Sur l'un des piliers du portail septentrional, se dressait une statuette célèbre au treizième siècle sous le nom de la Vierge à l'anel, à cause de la légende mystique que je vais raconter en lui donnant un coup de pinceau :

Parmi les élèves de l'école épiscopale, qui venaient prendre leurs ébats sur le préau du cloître, se trouvait un mignon garçonnet au clair visage et aux blondins cheveux. Il avait au doigt un gage d'amour de sa mie, un anneau d'or fin tout neuf, échangé la veille bien amoureusement à la nuitée, sous les saules discrets de la rive qui longe le Marché-Palu.

Craignant de l'endommager en jouant à la pelotte, il fureta le long des contreforts, cherchant une cachette pour mettre son anneau en lieu sûr. En levant les yeux il avisa l'image de la Vierge, au ris gracieux, brillamment enluminée et parée d'offrandes, il la trouva si belle, et ses yeux si azurins, qu'il tomba en extase d'amour, ploya le genou et lui dit : « Belle dame ! si tant doucette et mignonnette, blanche et pure comme fleur de lys, je ne veux aimer que vous, jamais plus ni femme ni pucelle ne touchera mon coeur et, pour gage de ma foi jurée, acceptez cet anel si joli.»
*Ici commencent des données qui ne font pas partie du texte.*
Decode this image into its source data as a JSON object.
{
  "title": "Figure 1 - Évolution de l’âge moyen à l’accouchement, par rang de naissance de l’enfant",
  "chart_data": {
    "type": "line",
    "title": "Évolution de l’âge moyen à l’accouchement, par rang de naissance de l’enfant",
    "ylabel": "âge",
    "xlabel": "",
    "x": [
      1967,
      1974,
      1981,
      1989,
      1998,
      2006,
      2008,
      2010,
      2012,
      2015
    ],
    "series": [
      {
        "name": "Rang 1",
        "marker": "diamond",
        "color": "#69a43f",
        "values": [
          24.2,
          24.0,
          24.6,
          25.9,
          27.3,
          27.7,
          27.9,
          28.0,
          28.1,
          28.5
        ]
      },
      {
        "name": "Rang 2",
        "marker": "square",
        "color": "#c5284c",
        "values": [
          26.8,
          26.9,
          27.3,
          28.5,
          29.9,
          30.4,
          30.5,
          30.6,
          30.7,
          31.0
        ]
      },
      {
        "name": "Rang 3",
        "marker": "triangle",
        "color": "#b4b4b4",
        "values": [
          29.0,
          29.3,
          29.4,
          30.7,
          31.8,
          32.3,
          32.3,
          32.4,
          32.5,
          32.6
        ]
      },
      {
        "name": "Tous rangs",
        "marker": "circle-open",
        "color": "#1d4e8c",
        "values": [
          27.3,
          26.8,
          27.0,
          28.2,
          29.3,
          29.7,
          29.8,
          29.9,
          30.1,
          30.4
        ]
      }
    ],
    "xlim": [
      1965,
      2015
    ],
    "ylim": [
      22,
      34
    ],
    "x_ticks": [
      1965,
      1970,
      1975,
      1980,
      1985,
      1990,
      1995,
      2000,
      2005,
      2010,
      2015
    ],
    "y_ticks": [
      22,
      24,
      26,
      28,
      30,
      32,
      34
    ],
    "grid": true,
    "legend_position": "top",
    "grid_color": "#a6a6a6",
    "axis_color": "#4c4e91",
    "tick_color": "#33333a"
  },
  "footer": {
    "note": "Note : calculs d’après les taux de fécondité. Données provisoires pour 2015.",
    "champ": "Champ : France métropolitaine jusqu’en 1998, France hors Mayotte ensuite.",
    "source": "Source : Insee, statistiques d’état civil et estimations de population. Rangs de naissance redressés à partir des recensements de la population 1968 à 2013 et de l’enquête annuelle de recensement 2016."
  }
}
A peine a-t-il fini son amoureuse oraison, que la statue s'anime et, au contact de l'anneau, plie le doigt de telle façon qu'on n'aurait pu le lui reprendre qu'en le brisant, montrant par là que son amour agréé ne devait finir qu'avec la mort. A cette vue, l'effroi gagne le mystique fiancé ; il pousse des cris et court conter le prodige aux chanoines, qui lui prouvèrent qu'à moins de félonie, il devait se consacrer à madame Marie, devenue son unique amie.

Mais l'amour charnel était de la partie ; il revit sa fiancée des saules, oublia son serment et se maria. Or, il advint que la nuit de ses noces, comme il s'étendait mollement et amoureusement auprès de sa nouvelle épouse, un sommeil invincible s'empara de tout son corps, et, dans un rêve agréable, il vit la Vierge à l'anel couchée entre lui et sa femme, lui mettant le doigt sur son gage et lui reprochant mélancoliquement d'avoir failli à sa promesse d'amour.

Cette vision tendre le réveilla, il chercha la vierge, elle n'était plus là.

De rechef le sommeil allourdit ses paupières, de rechef aussi, la Vierge à l'anel revint se placer à ses côtés, mais cette fois fière et dédaigneuse, prête à châtier sa foi mentie.

A cette menace il saute de sa couche, ne touche pas à sa femme crainte de mort, et s'enfuit jusqu'à ce que rencontrant un désert, il y trouva un bon ermite qui lui bailla l'habitde moine et, « à Marie le maria » dit un jovial conteur.

Depuis, tous les écoliers amoureux venaient en pèlerinage à la Vierge à l’anel qu'ils chargeaient de fleurs, d'anneaux et de bouquets d'amour; enguirlandés de devises, la priant de rendre leurs mies parisiennes constantes et fidèles, ce qui était déjà difficile, parait-il. C'est ainsi que la crédulité populaire faisait de la vierge Marie, au pied même de Notre-Dame, une Vénus chrétienne, et métamorphosait les anges en petits gamins de Cythère.